Werder Bremen

Klaus Allofs hat seinen Nachfolger schon im Blick

| Lesedauer: 3 Minuten
Kai-Niels Bogena

Seit 23 Pflichtspielen hat Werder Bremen nicht mehr verloren. Mit Schalke 04 empfangen die Norddeutschen am Samstag einen Gegner, der in der Lage sein könnte, die Serie zu brechen. Vor dem Spitzenspiel sprach Werder-Manager Klaus Allofs mit Morgenpost Online über die Ambitionen seines Klubs und seine Nachfolge.

Morgenpost Online: Herr Allofs, am Samstag tritt Werder als Tabellenzweiter gegen den Dritten Schalke 04 an. Wie richtungsweisend ist die Partie?

Klaus Allofs: Ich mache aus solchen Spitzenspielen nicht gerne etwas Besonderes, denn wir haben nur richtungsweisende Spiele. Und eigentlich spielen wir fast jedes Wochenende gegen einen direkten Konkurrenten aus der Spitze, weil die Tabelle so dicht zusammen ist. Aber natürlich schlagen die Punkte aus den Duellen gegen Schalke oder gegen den Hamburger SV, gegen den wir ja eine Woche später antreten, schon besonders zu Buche.

Morgenpost Online: Vor allem Schalke scheint ein Angstgegner zu sein. In den vergangenen fünf Jahren konnte Werder nur zwei dieser Duelle gewinnen.

Allofs: Solche Statistiken sind sowohl für mich, als auch für Trainer Thomas Schaaf völlig uninteressant. Die Mannschaften ändern sich doch jährlich und auch die Phasen, in denen sich die Teams jeweils gegenüber stehen, sind unterschiedlich. Wir haben deshalb keinen Angstgegner.

Morgenpost Online: Dennoch eine weitere Statistik: Von den letzten fünf Liga-Spielen haben Sie nur eines gewonnen. Ist das zu wenig?

Allofs: In den Spielen gegen Köln am vergangenen Sonntag, aber auch in Nürnberg vor einigen Wochen haben wir unsere Überlegenheit nicht in genügend Tore umgesetzt. Und gegen solche Mannschaften sollte man besser gewinnen, wenn man am Saisonende ganz oben landen will. Wir sind trotzdem auf einem guten Weg und zusammen mit einigen anderen Vereinen ein Kandidat für die Meisterschaft. Unsere Mannschaft hat großen Ehrgeiz, in der Tabelle ganz oben zu bleiben.

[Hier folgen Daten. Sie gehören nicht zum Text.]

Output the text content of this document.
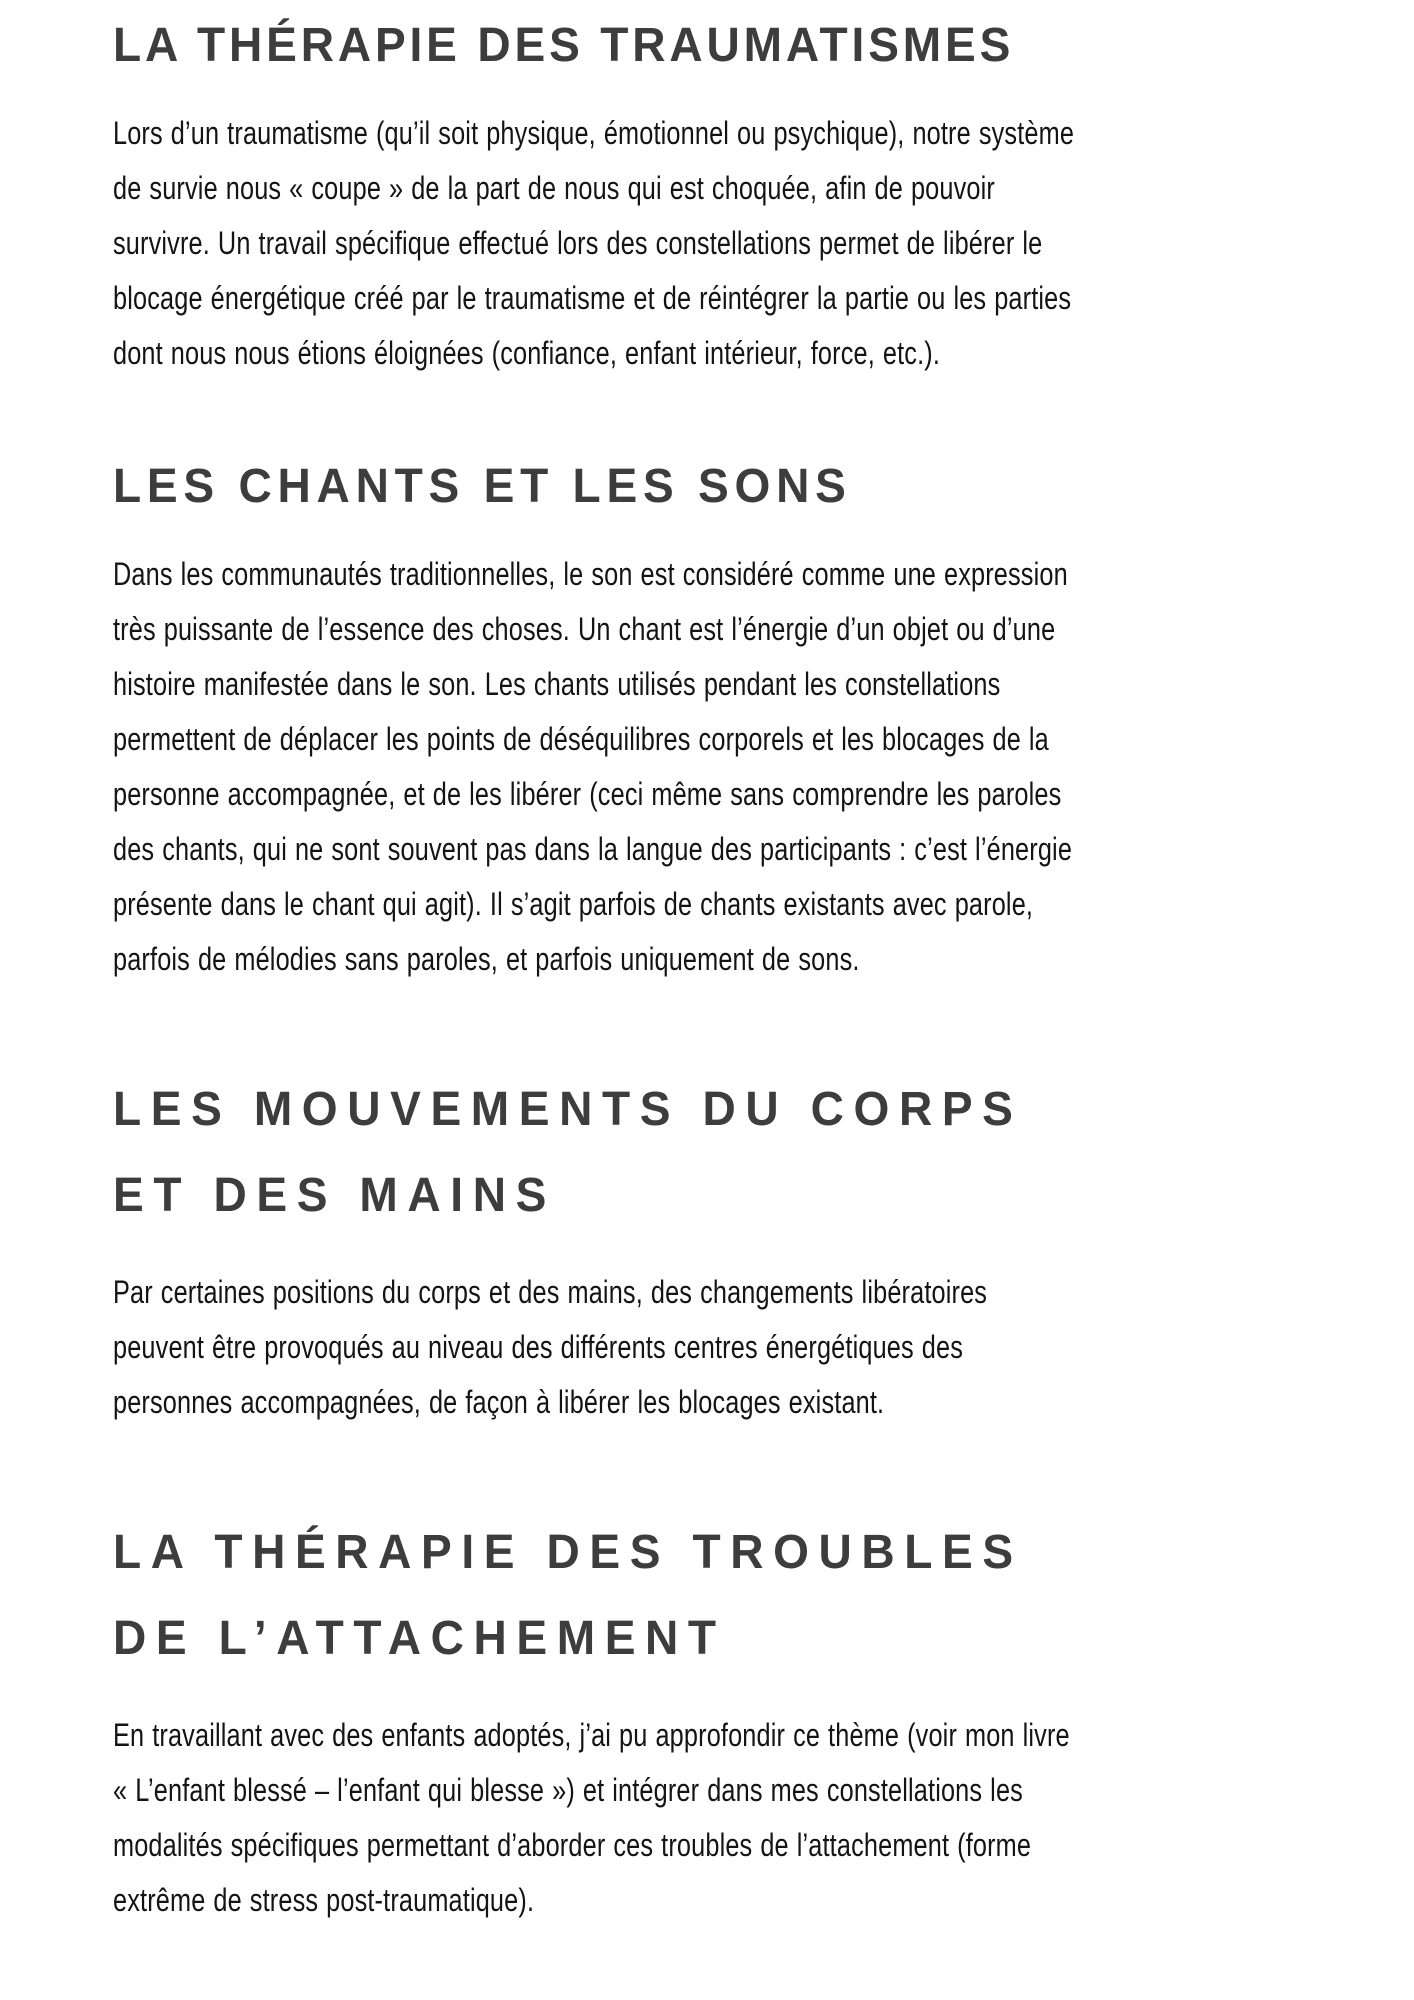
LA THÉRAPIE DES TRAUMATISMES

Lors d’un traumatisme (qu’il soit physique, émotionnel ou psychique), notre système de survie nous « coupe » de la part de nous qui est choquée, afin de pouvoir survivre. Un travail spécifique effectué lors des constellations permet de libérer le blocage énergétique créé par le traumatisme et de réintégrer la partie ou les parties dont nous nous étions éloignées (confiance, enfant intérieur, force, etc.).

LES CHANTS ET LES SONS

Dans les communautés traditionnelles, le son est considéré comme une expression très puissante de l’essence des choses. Un chant est l’énergie d’un objet ou d’une histoire manifestée dans le son. Les chants utilisés pendant les constellations permettent de déplacer les points de déséquilibres corporels et les blocages de la personne accompagnée, et de les libérer (ceci même sans comprendre les paroles des chants, qui ne sont souvent pas dans la langue des participants : c’est l’énergie présente dans le chant qui agit). Il s’agit parfois de chants existants avec parole, parfois de mélodies sans paroles, et parfois uniquement de sons.

LES MOUVEMENTS DU CORPS ET DES MAINS

Par certaines positions du corps et des mains, des changements libératoires peuvent être provoqués au niveau des différents centres énergétiques des personnes accompagnées, de façon à libérer les blocages existant.

LA THÉRAPIE DES TROUBLES DE L’ATTACHEMENT

En travaillant avec des enfants adoptés, j’ai pu approfondir ce thème (voir mon livre « L’enfant blessé – l’enfant qui blesse ») et intégrer dans mes constellations les modalités spécifiques permettant d’aborder ces troubles de l’attachement (forme extrême de stress post-traumatique).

Morgenpost Online: Wie wichtig wird dabei sein, dass die zuletzt angeschlagenen Spieler wie Claudio Pizarro, Mesut Özil und Torwart Tim Wiese wieder auflaufen?

Allofs: Alle drei Spieler sind wichtig für unseren Kader, weil sie die Qualität steigern. Pizarro zum Beispiel ist ein Stürmer, der seine Gefährlichkeit regelmäßig gezeigt hat und so dem Gegner Respekt einflößt. Am Besten wäre es natürlich, wenn alle schon am Samstag gegen Schalke zur Verfügung stehen, aber das ist noch nicht genau abzusehen.

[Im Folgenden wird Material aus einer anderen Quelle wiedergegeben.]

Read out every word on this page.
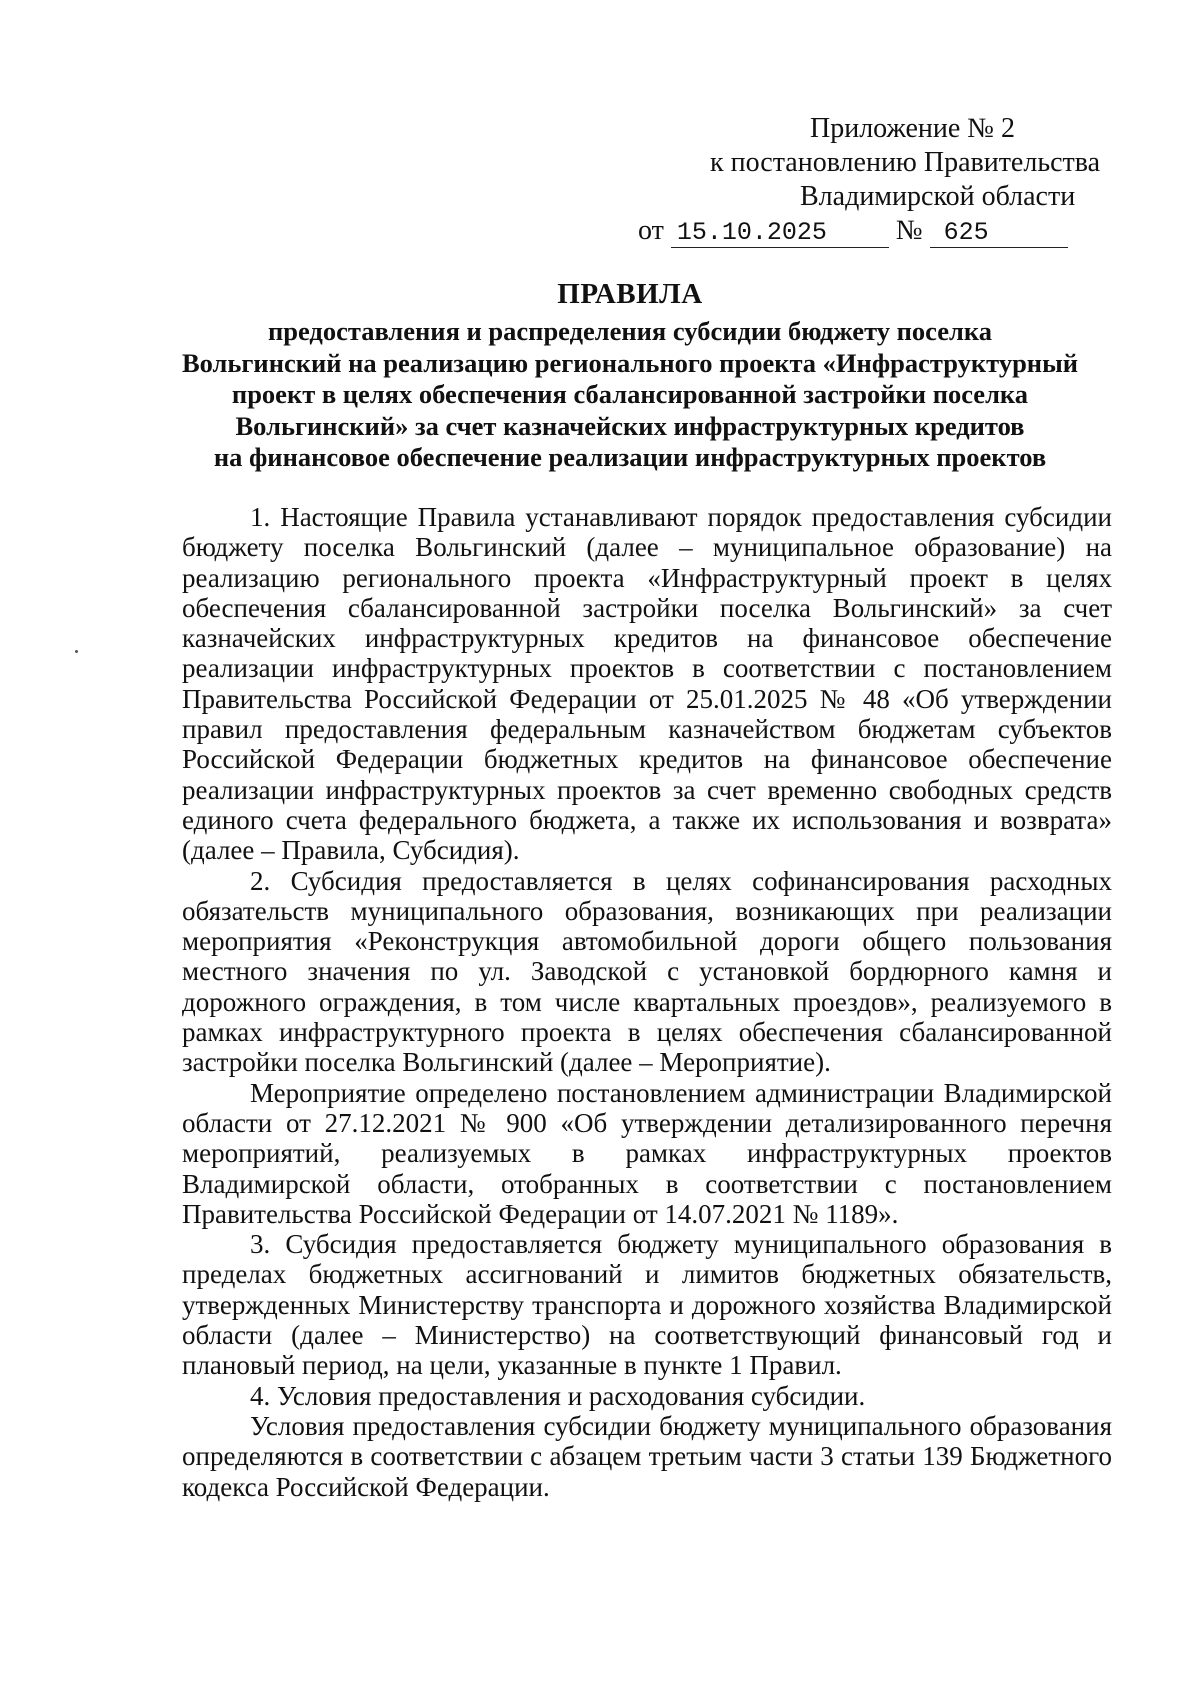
Приложение № 2
к постановлению Правительства
Владимирской области
от 15.10.2025 № 625
ПРАВИЛА
предоставления и распределения субсидии бюджету поселка
Вольгинский на реализацию регионального проекта «Инфраструктурный
проект в целях обеспечения сбалансированной застройки поселка
Вольгинский» за счет казначейских инфраструктурных кредитов
на финансовое обеспечение реализации инфраструктурных проектов

1. Настоящие Правила устанавливают порядок предоставления субсидии бюджету поселка Вольгинский (далее – муниципальное образование) на реализацию регионального проекта «Инфраструктурный проект в целях обеспечения сбалансированной застройки поселка Вольгинский» за счет казначейских инфраструктурных кредитов на финансовое обеспечение реализации инфраструктурных проектов в соответствии с постановлением Правительства Российской Федерации от 25.01.2025 № 48 «Об утверждении правил предоставления федеральным казначейством бюджетам субъектов Российской Федерации бюджетных кредитов на финансовое обеспечение реализации инфраструктурных проектов за счет временно свободных средств единого счета федерального бюджета, а также их использования и возврата» (далее – Правила, Субсидия).

2. Субсидия предоставляется в целях софинансирования расходных обязательств муниципального образования, возникающих при реализации мероприятия «Реконструкция автомобильной дороги общего пользования местного значения по ул. Заводской с установкой бордюрного камня и дорожного ограждения, в том числе квартальных проездов», реализуемого в рамках инфраструктурного проекта в целях обеспечения сбалансированной застройки поселка Вольгинский (далее – Мероприятие).

Мероприятие определено постановлением администрации Владимирской области от 27.12.2021 № 900 «Об утверждении детализированного перечня мероприятий, реализуемых в рамках инфраструктурных проектов Владимирской области, отобранных в соответствии с постановлением Правительства Российской Федерации от 14.07.2021 № 1189».

3. Субсидия предоставляется бюджету муниципального образования в пределах бюджетных ассигнований и лимитов бюджетных обязательств, утвержденных Министерству транспорта и дорожного хозяйства Владимирской области (далее – Министерство) на соответствующий финансовый год и плановый период, на цели, указанные в пункте 1 Правил.

4. Условия предоставления и расходования субсидии.

Условия предоставления субсидии бюджету муниципального образования определяются в соответствии с абзацем третьим части 3 статьи 139 Бюджетного кодекса Российской Федерации.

Morgenpost Online: Wollen Sie dennoch in der Winterpause auf dem Transfermarkt aktiv werden? Sie scheinen Bedarf im Sturm zu haben.

Allofs: Das sehe ich nicht so. Wir haben mit unseren fünf Angreifern Pizarro, Almeida, Marin, Rosenberg und Moreno genügend gute Möglichkeiten, um immer wieder variabel zu agieren. Deshalb ist für mich dort ein neuer Transfer nicht zwingend und für den übrigen Kader auch nicht. Claudio Pizarro war über Wochen verletzt, auch Hugo Almeida fiel lange aus, aber wir haben es immer wieder geschafft, eine erfolgreiche Formation zu finden. Daran sieht man, dass wir genug eigene Möglichkeiten haben, ohne neue Spieler zu kaufen.

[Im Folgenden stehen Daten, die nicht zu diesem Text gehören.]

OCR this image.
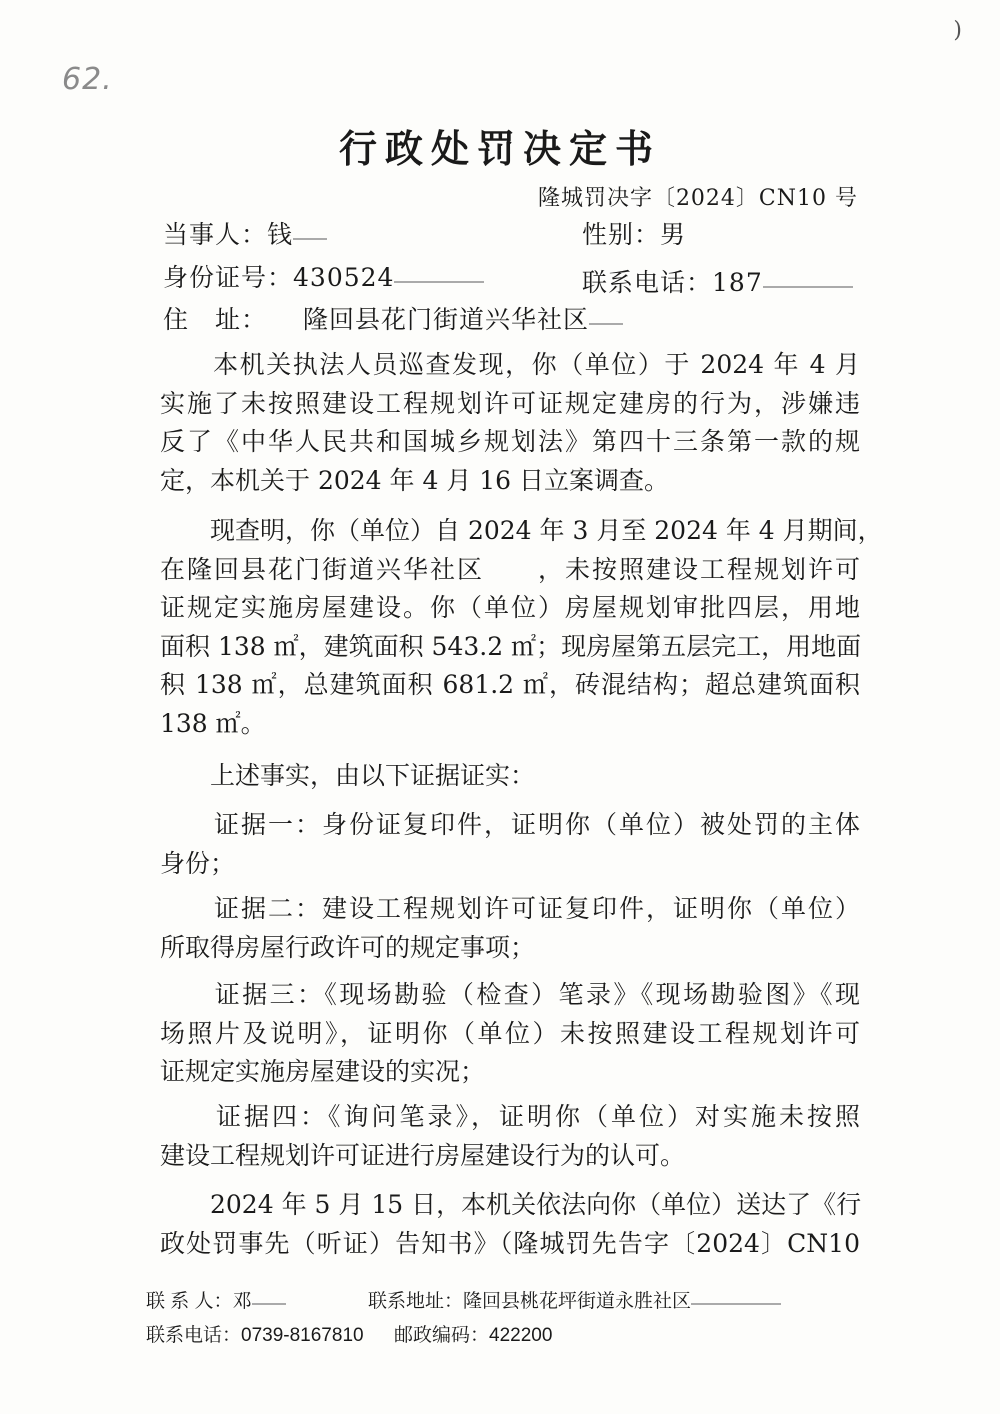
62.
)
行政处罚决定书
隆城罚决字〔2024〕CN10 号
当事人：钱	性别：男
身份证号：430524	联系电话：187
住　址： 隆回县花门街道兴华社区
　　本机关执法人员巡查发现，你（单位）于 2024 年 4 月
实施了未按照建设工程规划许可证规定建房的行为，涉嫌违
反了《中华人民共和国城乡规划法》第四十三条第一款的规
定，本机关于 2024 年 4 月 16 日立案调查。
　　现查明，你（单位）自 2024 年 3 月至 2024 年 4 月期间，
在隆回县花门街道兴华社区　　，未按照建设工程规划许可
证规定实施房屋建设。你（单位）房屋规划审批四层，用地
面积 138 ㎡，建筑面积 543.2 ㎡；现房屋第五层完工，用地面
积 138 ㎡，总建筑面积 681.2 ㎡，砖混结构；超总建筑面积
138 ㎡。
　　上述事实，由以下证据证实：
　　证据一：身份证复印件，证明你（单位）被处罚的主体
身份；
　　证据二：建设工程规划许可证复印件，证明你（单位）
所取得房屋行政许可的规定事项；
　　证据三：《现场勘验（检查）笔录》《现场勘验图》《现
场照片及说明》，证明你（单位）未按照建设工程规划许可
证规定实施房屋建设的实况；
　　证据四：《询问笔录》，证明你（单位）对实施未按照
建设工程规划许可证进行房屋建设行为的认可。
　　2024 年 5 月 15 日，本机关依法向你（单位）送达了《行
政处罚事先（听证）告知书》（隆城罚先告字〔2024〕CN10
联 系 人：邓	联系地址：隆回县桃花坪街道永胜社区
联系电话：0739-8167810 邮政编码：422200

Morgenpost Online: Einen neuen Angestellten bekommen Sie dennoch. Ab Januar wird Ihr ehemaliger Kapitän Frank Baumann Ihnen als Assistenz zuarbeiten. Wie genau werden Sie ihn beschäftigen?

Allofs: Er wird Einblicke in meine Tätigkeiten haben und mich natürlich auch direkt unterstützen. Wobei sich seine Aufgaben im Laufe der Zeit sicher noch zusätzlich entwickeln werden.

Morgenpost Online: Und dann wird Baumann irgendwann Ihr Nachfolger?

Allofs: Was irgendwann einmal sein wird, kann man jetzt noch nicht einschätzen. Aber natürlich ist es immer eine gute Möglichkeit, wenn man eine Position aus den eigenen Reihen heraus besetzen könnte.